This letter is in reference to British High Commissioner Andrew Ayre’s letter on the Falklands Islands dispute (SN, June 13). I studied the Falklands dispute in Spring 1982 for a course in international law at CCNY under Prof Martha Zebrowski (Columbia University scholar) and wrote a term paper about the dispute and there was a debate in class on the on the territorial conflict. (It was a required course for Political Science majors and my friends Baytoram Ramharack and Vassan Ramracha and Rennie Ramracha as well as other Guyanese took the class.) My recollection is that the evidence presented in class and from my own research findings on the sovereignty claims showed more opinion favoured Britain’s right of sovereignty over the islands – and I stress opinion based on available evidence. But it was felt that the islanders should have the right to choose their destiny with news reports during the 1982 war over the islands saying the residents prefer to remain under British rule. My personal position then, and remains so now, is that dispute should be settled by mediation and an international tribunal and not by force.

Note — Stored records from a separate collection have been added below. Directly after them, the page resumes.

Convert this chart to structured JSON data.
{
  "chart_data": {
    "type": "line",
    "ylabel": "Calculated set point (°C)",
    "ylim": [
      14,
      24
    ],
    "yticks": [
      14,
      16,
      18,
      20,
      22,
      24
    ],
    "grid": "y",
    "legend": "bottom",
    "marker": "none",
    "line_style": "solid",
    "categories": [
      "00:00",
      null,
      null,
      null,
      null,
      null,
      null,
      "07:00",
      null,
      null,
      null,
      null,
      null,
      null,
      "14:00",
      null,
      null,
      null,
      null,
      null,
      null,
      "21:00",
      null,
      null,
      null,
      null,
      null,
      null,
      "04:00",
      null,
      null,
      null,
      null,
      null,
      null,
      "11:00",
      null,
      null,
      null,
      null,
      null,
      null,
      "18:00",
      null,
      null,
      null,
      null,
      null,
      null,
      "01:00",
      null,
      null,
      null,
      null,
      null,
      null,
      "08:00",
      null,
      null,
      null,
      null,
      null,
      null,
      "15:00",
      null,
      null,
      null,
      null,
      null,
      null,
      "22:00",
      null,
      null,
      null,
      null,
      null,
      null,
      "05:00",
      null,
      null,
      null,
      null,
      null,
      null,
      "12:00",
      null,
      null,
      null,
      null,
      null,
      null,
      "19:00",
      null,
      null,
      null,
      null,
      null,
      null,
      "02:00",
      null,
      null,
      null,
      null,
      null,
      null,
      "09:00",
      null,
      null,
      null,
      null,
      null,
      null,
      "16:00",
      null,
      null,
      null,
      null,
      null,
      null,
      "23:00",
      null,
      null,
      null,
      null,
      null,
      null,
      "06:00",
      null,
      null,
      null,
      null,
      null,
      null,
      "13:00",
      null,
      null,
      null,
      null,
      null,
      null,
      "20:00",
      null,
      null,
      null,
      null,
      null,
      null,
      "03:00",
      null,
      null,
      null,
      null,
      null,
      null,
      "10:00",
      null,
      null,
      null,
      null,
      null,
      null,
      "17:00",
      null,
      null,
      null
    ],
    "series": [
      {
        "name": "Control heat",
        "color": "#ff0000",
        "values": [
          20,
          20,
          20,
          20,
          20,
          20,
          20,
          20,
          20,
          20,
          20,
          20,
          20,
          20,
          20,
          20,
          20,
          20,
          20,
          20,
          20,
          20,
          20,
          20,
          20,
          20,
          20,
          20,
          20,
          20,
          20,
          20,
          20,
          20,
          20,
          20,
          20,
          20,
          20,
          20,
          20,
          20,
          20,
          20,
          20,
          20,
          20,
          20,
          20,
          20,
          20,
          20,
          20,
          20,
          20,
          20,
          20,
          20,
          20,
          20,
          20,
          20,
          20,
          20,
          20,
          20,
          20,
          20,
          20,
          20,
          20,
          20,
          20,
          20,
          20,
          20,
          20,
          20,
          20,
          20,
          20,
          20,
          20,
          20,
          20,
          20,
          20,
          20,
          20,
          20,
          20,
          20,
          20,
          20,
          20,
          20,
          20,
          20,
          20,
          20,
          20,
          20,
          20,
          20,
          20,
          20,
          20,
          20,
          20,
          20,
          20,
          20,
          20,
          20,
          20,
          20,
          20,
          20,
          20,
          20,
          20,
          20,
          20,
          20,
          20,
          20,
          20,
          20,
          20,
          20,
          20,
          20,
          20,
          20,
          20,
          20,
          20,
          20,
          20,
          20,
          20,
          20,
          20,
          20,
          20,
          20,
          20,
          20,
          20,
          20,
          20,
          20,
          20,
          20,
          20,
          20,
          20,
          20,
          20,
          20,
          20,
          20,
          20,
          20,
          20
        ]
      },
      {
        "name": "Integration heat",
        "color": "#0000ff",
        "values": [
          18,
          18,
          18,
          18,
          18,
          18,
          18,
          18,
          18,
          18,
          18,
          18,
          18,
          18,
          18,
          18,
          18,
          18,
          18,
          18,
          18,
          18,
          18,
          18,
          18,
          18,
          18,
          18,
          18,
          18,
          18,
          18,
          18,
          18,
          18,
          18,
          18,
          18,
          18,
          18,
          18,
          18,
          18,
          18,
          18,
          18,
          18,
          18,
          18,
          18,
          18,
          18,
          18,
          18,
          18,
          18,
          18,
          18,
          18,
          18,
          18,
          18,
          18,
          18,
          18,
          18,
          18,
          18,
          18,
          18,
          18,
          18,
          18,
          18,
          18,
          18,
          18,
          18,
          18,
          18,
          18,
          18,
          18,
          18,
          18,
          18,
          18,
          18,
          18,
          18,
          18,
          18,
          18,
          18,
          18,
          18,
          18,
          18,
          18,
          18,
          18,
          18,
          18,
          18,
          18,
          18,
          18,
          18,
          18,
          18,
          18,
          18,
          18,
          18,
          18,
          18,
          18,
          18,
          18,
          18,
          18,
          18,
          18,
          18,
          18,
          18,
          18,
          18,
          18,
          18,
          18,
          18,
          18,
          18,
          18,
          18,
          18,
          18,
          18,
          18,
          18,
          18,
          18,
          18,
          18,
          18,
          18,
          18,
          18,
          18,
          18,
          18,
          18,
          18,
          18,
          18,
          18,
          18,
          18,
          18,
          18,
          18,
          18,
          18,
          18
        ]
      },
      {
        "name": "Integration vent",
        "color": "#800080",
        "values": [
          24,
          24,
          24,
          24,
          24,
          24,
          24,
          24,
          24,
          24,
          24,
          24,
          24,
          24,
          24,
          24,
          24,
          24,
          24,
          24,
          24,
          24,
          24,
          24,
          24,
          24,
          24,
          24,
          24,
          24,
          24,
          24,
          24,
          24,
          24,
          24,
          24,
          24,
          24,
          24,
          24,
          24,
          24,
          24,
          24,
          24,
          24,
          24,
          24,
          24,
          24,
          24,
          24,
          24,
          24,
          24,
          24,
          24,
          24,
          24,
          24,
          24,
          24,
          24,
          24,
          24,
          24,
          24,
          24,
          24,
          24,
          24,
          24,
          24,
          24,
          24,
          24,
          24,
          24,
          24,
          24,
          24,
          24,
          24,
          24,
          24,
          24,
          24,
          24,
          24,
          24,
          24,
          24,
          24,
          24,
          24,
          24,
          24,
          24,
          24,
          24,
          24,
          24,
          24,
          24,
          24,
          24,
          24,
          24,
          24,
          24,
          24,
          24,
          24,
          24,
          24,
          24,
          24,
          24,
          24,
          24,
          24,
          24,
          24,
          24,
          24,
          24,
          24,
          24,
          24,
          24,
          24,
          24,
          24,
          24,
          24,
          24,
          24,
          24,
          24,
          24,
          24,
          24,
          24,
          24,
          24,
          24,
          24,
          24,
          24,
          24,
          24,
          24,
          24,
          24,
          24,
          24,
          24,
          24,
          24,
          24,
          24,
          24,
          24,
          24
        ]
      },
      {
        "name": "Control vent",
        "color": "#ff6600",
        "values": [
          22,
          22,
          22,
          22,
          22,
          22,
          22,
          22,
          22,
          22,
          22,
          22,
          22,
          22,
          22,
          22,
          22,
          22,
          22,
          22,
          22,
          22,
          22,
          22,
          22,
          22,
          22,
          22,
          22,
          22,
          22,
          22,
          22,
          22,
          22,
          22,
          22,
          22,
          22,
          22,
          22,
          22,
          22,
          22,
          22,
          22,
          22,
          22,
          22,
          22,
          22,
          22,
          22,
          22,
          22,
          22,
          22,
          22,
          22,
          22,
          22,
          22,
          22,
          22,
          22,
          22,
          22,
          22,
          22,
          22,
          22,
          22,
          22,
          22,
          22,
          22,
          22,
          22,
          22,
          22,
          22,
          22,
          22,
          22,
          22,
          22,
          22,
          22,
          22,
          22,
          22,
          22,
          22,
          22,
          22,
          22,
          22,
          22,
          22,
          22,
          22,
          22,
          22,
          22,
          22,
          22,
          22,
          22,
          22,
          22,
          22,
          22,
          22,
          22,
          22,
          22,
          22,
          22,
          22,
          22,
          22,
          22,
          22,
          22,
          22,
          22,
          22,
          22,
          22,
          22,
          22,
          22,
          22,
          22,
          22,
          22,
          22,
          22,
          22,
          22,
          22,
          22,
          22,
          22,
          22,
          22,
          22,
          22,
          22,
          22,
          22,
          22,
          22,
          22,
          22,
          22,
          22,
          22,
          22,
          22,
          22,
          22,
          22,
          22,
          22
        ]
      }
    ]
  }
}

I think it is a diplomatic faux pas (in fact a diplomatic blunder if not worse) for the Guyana government to even think of considering the Falklands as part of a “united Argentina.” The ownership of (or control over) the islands is in dispute and as such the diplomatically correct position should have been to take a neutral position. I studied diplomacy, international relations, and international law at City College, NYU, and the CUNY doctoral school, and learnt that nations don’t make such definitive commitments (or take sides) or issue strong supportive statements in such a conflict unless it is in the national interest. And Guyana has no vital interests in the Falklands or stands to benefit financially or diplomatically in siding with Argentina in the dispute. Argentina is not a major trading partner and is not a donor country in relation to Guyana. Thus, there was no need for Guyana to issue a statement supportive of Argentina in the dispute. Instead, Guyana should have issued a call for a peaceful solution to the conflict (even suggesting joint development of the islands) or just remain quiet as some 95% of the global community has done on the dispute leaving the UN to resolve it.

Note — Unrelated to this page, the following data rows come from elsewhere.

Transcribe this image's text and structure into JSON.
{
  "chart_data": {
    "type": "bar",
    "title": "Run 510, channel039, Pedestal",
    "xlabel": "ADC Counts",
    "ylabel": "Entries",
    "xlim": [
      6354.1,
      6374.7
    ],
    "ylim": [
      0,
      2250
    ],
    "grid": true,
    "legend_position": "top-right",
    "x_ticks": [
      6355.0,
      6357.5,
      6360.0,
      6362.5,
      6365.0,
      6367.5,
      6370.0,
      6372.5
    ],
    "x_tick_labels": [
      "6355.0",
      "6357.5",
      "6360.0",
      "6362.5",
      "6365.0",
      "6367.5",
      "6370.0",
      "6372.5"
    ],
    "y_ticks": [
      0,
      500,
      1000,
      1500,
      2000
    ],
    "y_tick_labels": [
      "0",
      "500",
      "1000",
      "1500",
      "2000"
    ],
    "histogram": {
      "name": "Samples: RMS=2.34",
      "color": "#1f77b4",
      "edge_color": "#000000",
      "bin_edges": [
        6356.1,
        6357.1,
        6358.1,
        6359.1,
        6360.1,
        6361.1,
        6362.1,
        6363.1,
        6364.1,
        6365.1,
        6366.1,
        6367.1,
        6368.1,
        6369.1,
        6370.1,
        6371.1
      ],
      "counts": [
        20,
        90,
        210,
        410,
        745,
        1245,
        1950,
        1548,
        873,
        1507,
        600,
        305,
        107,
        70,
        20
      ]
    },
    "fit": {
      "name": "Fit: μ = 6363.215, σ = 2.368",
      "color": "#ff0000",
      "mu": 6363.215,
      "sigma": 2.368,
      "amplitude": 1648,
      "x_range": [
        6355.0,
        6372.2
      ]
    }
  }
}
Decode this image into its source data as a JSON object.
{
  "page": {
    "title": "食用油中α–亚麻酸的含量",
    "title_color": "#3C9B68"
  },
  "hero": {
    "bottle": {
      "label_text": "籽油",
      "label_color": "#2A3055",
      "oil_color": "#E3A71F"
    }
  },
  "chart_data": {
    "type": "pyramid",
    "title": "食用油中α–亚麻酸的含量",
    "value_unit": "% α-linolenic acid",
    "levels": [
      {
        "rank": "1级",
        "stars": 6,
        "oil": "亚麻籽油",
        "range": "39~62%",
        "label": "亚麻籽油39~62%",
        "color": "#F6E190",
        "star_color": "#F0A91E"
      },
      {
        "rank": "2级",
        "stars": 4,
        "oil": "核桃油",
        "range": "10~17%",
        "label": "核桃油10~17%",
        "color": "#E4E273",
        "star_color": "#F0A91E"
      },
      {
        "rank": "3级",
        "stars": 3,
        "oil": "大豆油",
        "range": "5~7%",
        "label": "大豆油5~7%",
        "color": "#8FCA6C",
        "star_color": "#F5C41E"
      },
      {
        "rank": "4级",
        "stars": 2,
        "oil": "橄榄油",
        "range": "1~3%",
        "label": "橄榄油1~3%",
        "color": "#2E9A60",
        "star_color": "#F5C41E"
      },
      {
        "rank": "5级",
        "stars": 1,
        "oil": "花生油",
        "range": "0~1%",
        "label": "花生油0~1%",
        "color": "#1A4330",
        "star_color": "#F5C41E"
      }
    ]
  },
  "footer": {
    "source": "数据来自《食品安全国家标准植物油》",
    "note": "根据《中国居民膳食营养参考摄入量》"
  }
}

It is understandable why Latin nations back Argentina – ethnic and trading considerations and belonging to the same regional grouping, etc. It is interesting to note that many other Caricom nations choose to back Britain in the dispute or stay neutral. We should have emulated their position. I recollect all Caribbean territories and the overwhelming majority of Commonwealth nations supporting Britain during the war in the Spring of 1982 after Argentina invaded the Falklands. Forbes Burnham backed Britain during the war, fearing an imminent invasion from Venezuela. The US also sided with the UK during the war, although Latin countries felt the US should have backed Argentina under the OAS alliance. Reports say the US provided intelligence to Britain during the war. Calls for the invoking the Monroe Doctrine in defence of Argentina were ignored. The emerging big powers like China and India, two anti-imperialist giants, are silent on the Falklands dispute. So why would ‘little’ Guyana want to get involved in a fight among elephants.

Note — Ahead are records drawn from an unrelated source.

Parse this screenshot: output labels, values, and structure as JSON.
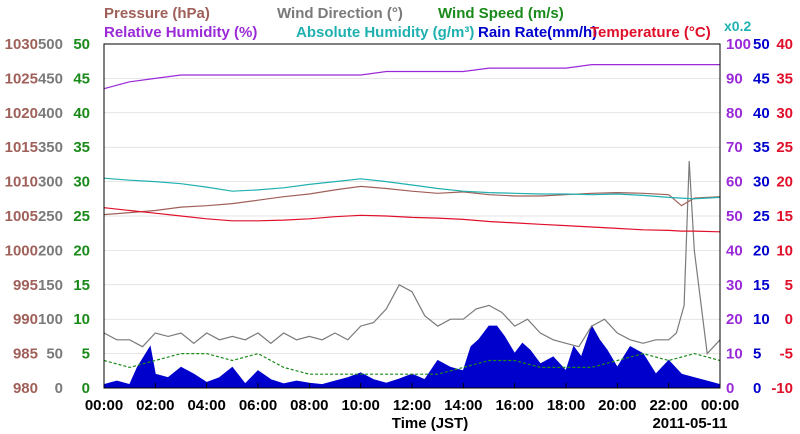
{
  "chart_data": {
    "type": "line",
    "date_label": "2011-05-11",
    "xlabel": "Time (JST)",
    "x_ticks": [
      "00:00",
      "02:00",
      "04:00",
      "06:00",
      "08:00",
      "10:00",
      "12:00",
      "14:00",
      "16:00",
      "18:00",
      "20:00",
      "22:00",
      "00:00"
    ],
    "legend": [
      {
        "text": "Pressure (hPa)",
        "color": "#a0605a"
      },
      {
        "text": "Wind Direction (°)",
        "color": "#7a7a7a"
      },
      {
        "text": "Wind Speed (m/s)",
        "color": "#1a8a1a"
      },
      {
        "text": "Relative Humidity (%)",
        "color": "#9a2ad8"
      },
      {
        "text": "Absolute Humidity (g/m³)",
        "color": "#20b0b0"
      },
      {
        "text": "Rain Rate(mm/h)",
        "color": "#0000cc"
      },
      {
        "text": "Temperature (°C)",
        "color": "#e0102a"
      }
    ],
    "abs_humidity_scale": "x0.2",
    "axes": {
      "pressure": {
        "color": "#a0605a",
        "range": [
          980,
          1030
        ],
        "ticks": [
          "1030",
          "1025",
          "1020",
          "1015",
          "1010",
          "1005",
          "1000",
          "995",
          "990",
          "985",
          "980"
        ]
      },
      "wind_dir": {
        "color": "#7a7a7a",
        "range": [
          0,
          500
        ],
        "ticks": [
          "500",
          "450",
          "400",
          "350",
          "300",
          "250",
          "200",
          "150",
          "100",
          "50",
          "0"
        ]
      },
      "wind_speed": {
        "color": "#1a8a1a",
        "range": [
          0,
          50
        ],
        "ticks": [
          "50",
          "45",
          "40",
          "35",
          "30",
          "25",
          "20",
          "15",
          "10",
          "5",
          "0"
        ]
      },
      "rel_humidity": {
        "color": "#9a2ad8",
        "range": [
          0,
          100
        ],
        "ticks": [
          "100",
          "90",
          "80",
          "70",
          "60",
          "50",
          "40",
          "30",
          "20",
          "10",
          "0"
        ]
      },
      "rain_rate": {
        "color": "#0000cc",
        "range": [
          0,
          50
        ],
        "ticks": [
          "50",
          "45",
          "40",
          "35",
          "30",
          "25",
          "20",
          "15",
          "10",
          "5",
          "0"
        ]
      },
      "temperature": {
        "color": "#e0102a",
        "range": [
          -10,
          40
        ],
        "ticks": [
          "40",
          "35",
          "30",
          "25",
          "20",
          "15",
          "10",
          "5",
          "0",
          "-5",
          "-10"
        ]
      }
    },
    "x_hours": [
      0,
      1,
      2,
      3,
      4,
      5,
      6,
      7,
      8,
      9,
      10,
      11,
      12,
      13,
      14,
      15,
      16,
      17,
      18,
      19,
      20,
      21,
      22,
      22.5,
      23,
      24
    ],
    "series": [
      {
        "name": "Relative Humidity (%)",
        "axis": "rel_humidity",
        "color": "#9a2ad8",
        "values": [
          87,
          89,
          90,
          91,
          91,
          91,
          91,
          91,
          91,
          91,
          91,
          92,
          92,
          92,
          92,
          93,
          93,
          93,
          93,
          94,
          94,
          94,
          94,
          94,
          94,
          94
        ]
      },
      {
        "name": "Pressure (hPa)",
        "axis": "pressure",
        "color": "#a0605a",
        "values": [
          1005.2,
          1005.5,
          1005.8,
          1006.3,
          1006.5,
          1006.8,
          1007.3,
          1007.8,
          1008.2,
          1008.8,
          1009.3,
          1009.0,
          1008.6,
          1008.3,
          1008.5,
          1008.1,
          1007.9,
          1007.9,
          1008.1,
          1008.3,
          1008.4,
          1008.3,
          1008.1,
          1006.5,
          1007.6,
          1007.8
        ]
      },
      {
        "name": "Absolute Humidity (g/m³)",
        "axis": "pressure",
        "color": "#20b0b0",
        "values": [
          1010.5,
          1010.2,
          1010.0,
          1009.7,
          1009.2,
          1008.6,
          1008.8,
          1009.1,
          1009.6,
          1010.0,
          1010.4,
          1010.0,
          1009.5,
          1009.0,
          1008.6,
          1008.4,
          1008.3,
          1008.2,
          1008.2,
          1008.1,
          1008.2,
          1008.0,
          1007.7,
          1007.6,
          1007.5,
          1007.7
        ]
      },
      {
        "name": "Temperature (°C)",
        "axis": "temperature",
        "color": "#e0102a",
        "values": [
          16.2,
          15.8,
          15.4,
          15.0,
          14.6,
          14.3,
          14.3,
          14.4,
          14.6,
          14.9,
          15.1,
          15.0,
          14.8,
          14.7,
          14.5,
          14.2,
          14.0,
          13.8,
          13.6,
          13.4,
          13.2,
          13.0,
          12.9,
          12.8,
          12.8,
          12.7
        ]
      }
    ],
    "wind_direction": {
      "axis": "wind_dir",
      "color": "#7a7a7a",
      "x": [
        0,
        0.5,
        1,
        1.5,
        2,
        2.5,
        3,
        3.5,
        4,
        4.5,
        5,
        5.5,
        6,
        6.5,
        7,
        7.5,
        8,
        8.5,
        9,
        9.5,
        10,
        10.5,
        11,
        11.5,
        12,
        12.5,
        13,
        13.5,
        14,
        14.5,
        15,
        15.5,
        16,
        16.5,
        17,
        17.5,
        18,
        18.5,
        19,
        19.5,
        20,
        20.5,
        21,
        21.5,
        22,
        22.3,
        22.6,
        22.8,
        23,
        23.5,
        24
      ],
      "values": [
        80,
        70,
        70,
        60,
        80,
        75,
        80,
        65,
        80,
        70,
        75,
        70,
        80,
        65,
        80,
        70,
        75,
        70,
        80,
        70,
        90,
        95,
        115,
        150,
        140,
        105,
        90,
        100,
        100,
        115,
        120,
        110,
        90,
        100,
        80,
        70,
        65,
        60,
        90,
        100,
        80,
        70,
        65,
        70,
        70,
        80,
        120,
        330,
        200,
        50,
        70
      ]
    },
    "wind_speed": {
      "axis": "wind_speed",
      "color": "#1a8a1a",
      "x": [
        0,
        1,
        2,
        3,
        4,
        5,
        6,
        7,
        8,
        9,
        10,
        11,
        12,
        13,
        14,
        15,
        16,
        17,
        18,
        19,
        20,
        21,
        22,
        23,
        24
      ],
      "values": [
        4,
        3,
        4,
        5,
        5,
        4,
        5,
        3,
        2,
        2,
        2,
        2,
        2,
        2,
        3,
        4,
        4,
        3,
        3,
        3,
        4,
        5,
        4,
        5,
        4
      ]
    },
    "rain_rate": {
      "axis": "rain_rate",
      "color": "#0000cc",
      "x": [
        0,
        0.5,
        1,
        1.3,
        1.8,
        2,
        2.5,
        3,
        3.5,
        4,
        4.5,
        5,
        5.5,
        6,
        6.5,
        7,
        7.5,
        8,
        8.5,
        9,
        9.5,
        10,
        10.5,
        11,
        11.5,
        12,
        12.5,
        13,
        13.5,
        14,
        14.3,
        14.6,
        15,
        15.3,
        15.6,
        16,
        16.3,
        16.6,
        17,
        17.5,
        18,
        18.3,
        18.6,
        19,
        19.3,
        19.6,
        20,
        20.5,
        21,
        21.5,
        22,
        22.5,
        23,
        23.5,
        24
      ],
      "values": [
        0.5,
        1,
        0.5,
        3,
        6,
        2,
        1.5,
        3,
        2,
        0.8,
        1.5,
        3,
        0.6,
        2.5,
        1.2,
        0.6,
        1,
        0.7,
        0.5,
        1,
        1.5,
        2.2,
        1.2,
        0.7,
        1.3,
        2,
        1.2,
        4,
        3,
        2.5,
        6,
        7,
        9,
        9,
        7.5,
        5,
        6.5,
        5.5,
        3.5,
        4.5,
        2.5,
        6,
        4.5,
        9,
        7,
        5.5,
        3,
        6,
        5,
        2,
        4,
        2,
        1.5,
        1,
        0.5
      ]
    }
  }
}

I should point out that most former colonies have backed Britain in the conflict. And as a former British colony, and one that has been very supportive of us in financial aid, notwithstanding the treachery of twice toppling democratically elected PPP governments and remaining silent during 28 years of human rights abuses under Burnham, Guyana should have been sympathetic to the residents of Falklands (if not to Britain). Guyana has a territorial dispute with one of our neighbours and the other has created a controversy with us. We certainly would not like our neighbours to march in and seize territory, which is what happened in the Falklands in 1982.
With regard to international law, High Commissioner Ayre is right in stating that a country cannot claim territory just because it is situated 400 miles from its border. International covenants do not support such a claim. The UN Charter recognises people’s right to self-determination. And Britain has honoured this. A vote was held last march during which some 99% voted to remain attached to the UK. I applaud Britain for allowing such a vote. Guyana should also laud Britain for the vote to allow the people to determine their fate – on who should govern them or whether they should be independent.
I should note that for the last several decades, the Falklands have had effective self-determination. The islands are self-governing with the UK only responsible for defence and foreign affairs. Britain allows them to run their own affairs. The residents, just a few thousand, are self-sustaining and don’t depend on Britain or Argentina for handouts, unlike some other colonies or former colonies.
Guyana should have adopted a politically correct position – stay neutral and call for dialogue on a peaceful solution that allows both Argentina and Britain to retain their national honour.